Prolog
Klosterregeln
Der Hl. Benedikt von Nursia schuf im 6. Jahrhundert mit seiner „Regula Benedicti“,
in 73 Kapiteln gegliedert, die Grundlagen des klösterlichen Lebens und Arbeitens,
die bis heute gültig sind.
Mit seinem Wahlspruch „ora et labora“ (bete und arbeite) strebte er eine Einheit
der geistigen und materiellen Welt an. Die Arbeit sollte als eine Fortsetzung
der göttlichen Schöpfung verstanden werden.
Außer Regeln für den klösterlichen Alltag und Verhaltensregeln, wie Gastfreundschaft,
Körperpflege, Krankenpflege, Ernährung und Tugenden - z.B. die Achtsamkeit und
Mäßigung betreffend - wurden auch wirtschaftliche und kulturelle Werte definiert.
Ein wesentlicher Wert, der in den Regeln festgelegt wurde, war die Autonomie
der Klöster, verbunden aber mit der Auflage, daß weder einzelne Nonnen bzw. Mönche
noch die Klostergemeinschaft den Ort verlassen dürften (stabilitas loci). Sie
sollten mit dem zufrieden sein, was der jeweilige Ort bietet und durch Handwerk
und Landwirtschaft die wirtschaftliche Unabhängigkeit ihres Klosters sichern.
Mit diesen Prinzipien einer örtlichen und schonenden Kreislaufwirtschaft hat
der Hl. Benedikt die Basis dessen geschaffen, was wir heute Nachhaltigkeit, Umweltbewusstsein,
soziale Verantwortung, ökologische Landwirtschaft und Stärkung der Region nennen.
Kontinuität & Nachhaltigkeit
Besonders die Benediktiner- und Zisterzienserorden lebten und arbeiteten seit
der “regula benedicti” nach dem Ziel, daß all ihr Tun Gott und Sein Werk verherrlichen
und dem Wohl des Menschen dienen solle.
Die Natur wurde als Leihgabe Gottes verstanden und so behandelt.
Habgier und Verschwendung waren verboten (Reg. Benedicti Kap. 31).

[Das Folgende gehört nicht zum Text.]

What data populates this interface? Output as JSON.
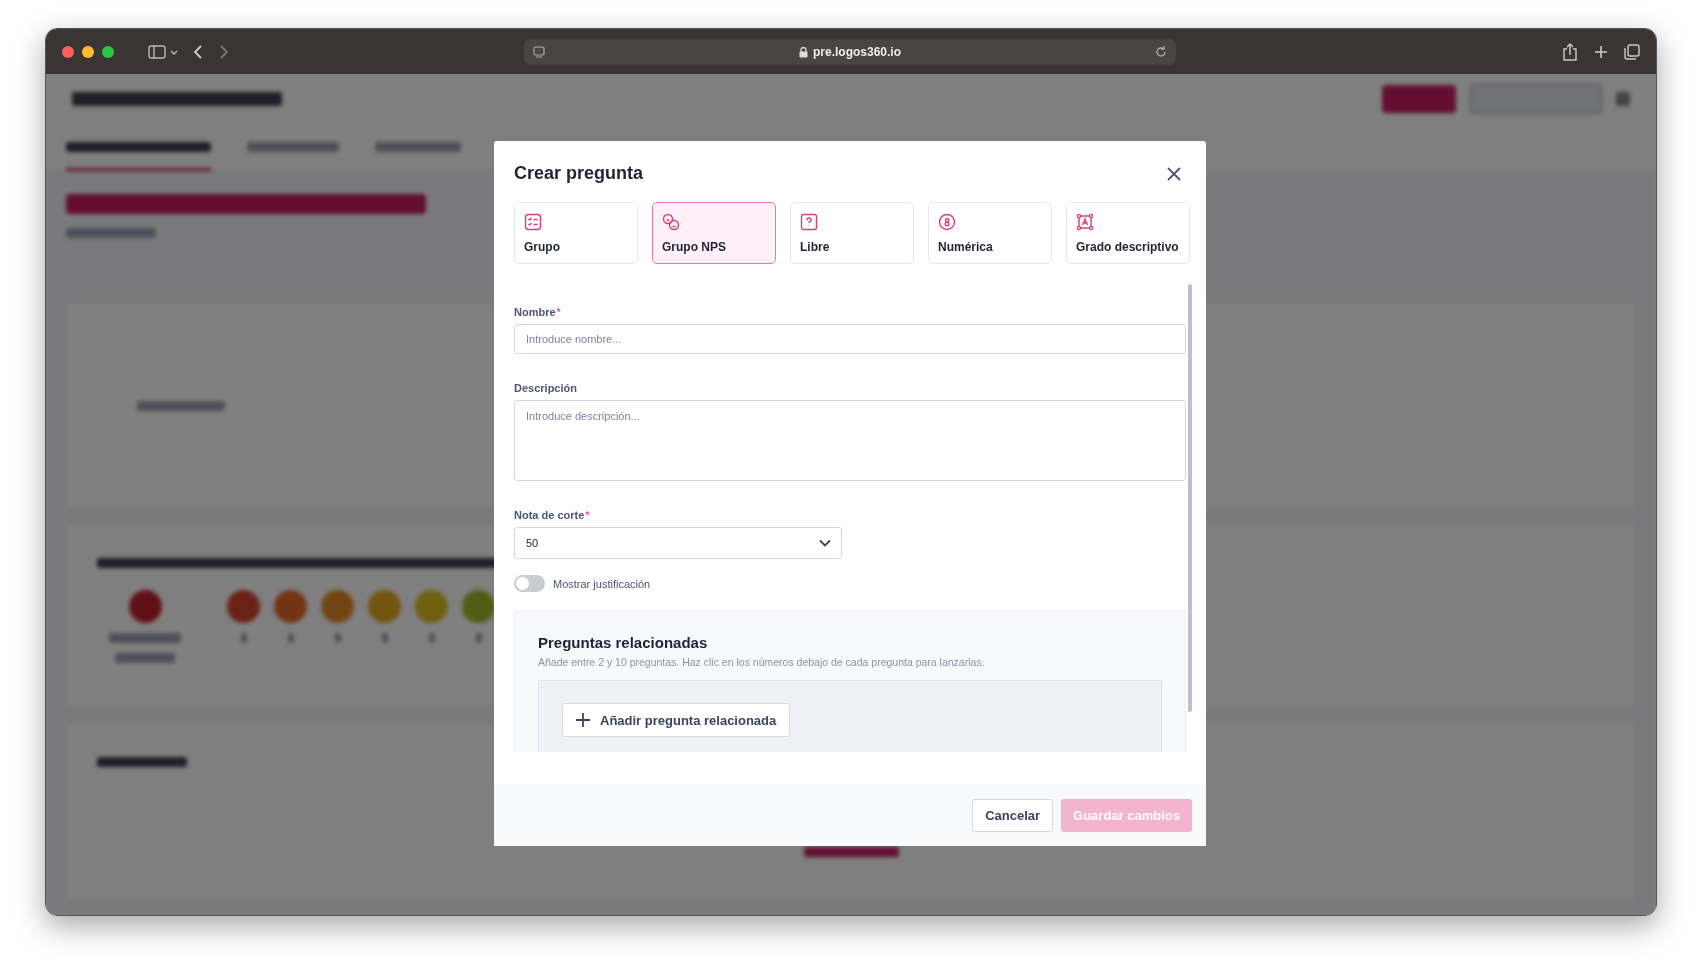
{
  "browser": {
    "url": "pre.logos360.io"
  },
  "modal": {
    "title": "Crear pregunta",
    "types": [
      {
        "label": "Grupo",
        "kind": "list",
        "selected": false
      },
      {
        "label": "Grupo NPS",
        "kind": "faces",
        "selected": true
      },
      {
        "label": "Libre",
        "kind": "question",
        "selected": false
      },
      {
        "label": "Numérica",
        "kind": "number",
        "selected": false
      },
      {
        "label": "Grado descriptivo",
        "kind": "frame",
        "selected": false
      }
    ],
    "name": {
      "label": "Nombre",
      "required_mark": "*",
      "placeholder": "Introduce nombre..."
    },
    "description": {
      "label": "Descripción",
      "placeholder": "Introduce descripción..."
    },
    "cutoff": {
      "label": "Nota de corte",
      "required_mark": "*",
      "value": "50"
    },
    "justification": {
      "label": "Mostrar justificación",
      "on": false
    },
    "related": {
      "title": "Preguntas relacionadas",
      "hint": "Añade entre 2 y 10 preguntas. Haz clic en los números debajo de cada pregunta para lanzarlas.",
      "add_button": "Añadir pregunta relacionada"
    },
    "cancel_button": "Cancelar",
    "save_button": {
      "label": "Guardar cambios",
      "disabled": true
    }
  }
}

Die durch Fleiß und Geschick erwirtschafteten Überschüsse in den Klöstern flossen
in karitative Aufgaben, wie z.B. Schulen, Krankenhäuser oder Kinderheime, oder
wurden zum Erhalt und zur Pflege der Kulturschätze gebraucht. Die Klöster entwickelten
sich bald zu geistigen und wirtschaftlichen Zentren ihrer Region und leisteten
einen enormen Beitrag zur Entwicklung von Landwirtschaft, Weinbau, Heilkunde,
Baukunst u.v.m. . Damit schufen sie eine der Grundlagen unserer europäischen
Kultur.
Die Klöster sorgten außerdem für die Aufbewahrung und Vervielfältigung literarischer
Schätze, widmeten sich der Erziehung, der Pflege der Wissenschaften und Künste
sowie der Musik.
Werte & Qualität
Diese bis heute gültigen Handlungswerte sichern eine verantwortungsbewusste,
authentische und nachhaltige Herstellungsweise, sowie eine außergewöhnliche
Qualität.
Mit diesen Werten ist es nicht vereinbar, daß heute übliche Zusatzstoffe, wie
Geschmacksverstärker, künstliche Farb- und Konservierungsstoffe, künstliche
Aromen, etc. Verwendung finden.
Obwohl nur wenige der angebotenen Klosterwaren nach kontrolliert biologischem
Anbau zertifiziert sind, werden alle nach ökologischen Prinzipien angebaut
und hergestellt. In allen Klöstern kümmern sich beauftragte Nonnen bzw. Mönche
persönlich um die Reinheit und Qualität ihrer Erzeugnisse und garantieren diese
auch.
Die Klosterprodukte werden in einem langsamen Herstellungsprozeß mit geringen
Stückzahlen in sorgsamer Handarbeit hergestellt. Das macht sie so wertvoll,
gerade in einer Zeit der Wegwerfmentalität, Uniformität, Schnellebigkeit und
weltweiten Verfügbarkeit üblicher Massenprodukte. Deshalb halten wir Klosterprodukte
für förderungswürdig.
Wir haben in diesem Katalog eine besondere Auswahl an feinen Genüssen und natürlichen
Pflegemitteln zusammengestellt, hochwertige Waren von denen wir selbst überzeugt
sind. Dabei möchten wir Freude an der Einzigartigkeit dieser Klostererzeugnisse
wecken und hoffen, etwas von unserer Begeisterung auf unsere Kunden übertragen
zu können.
Gönnen Sie sich etwas Gutes für Leib und Seele.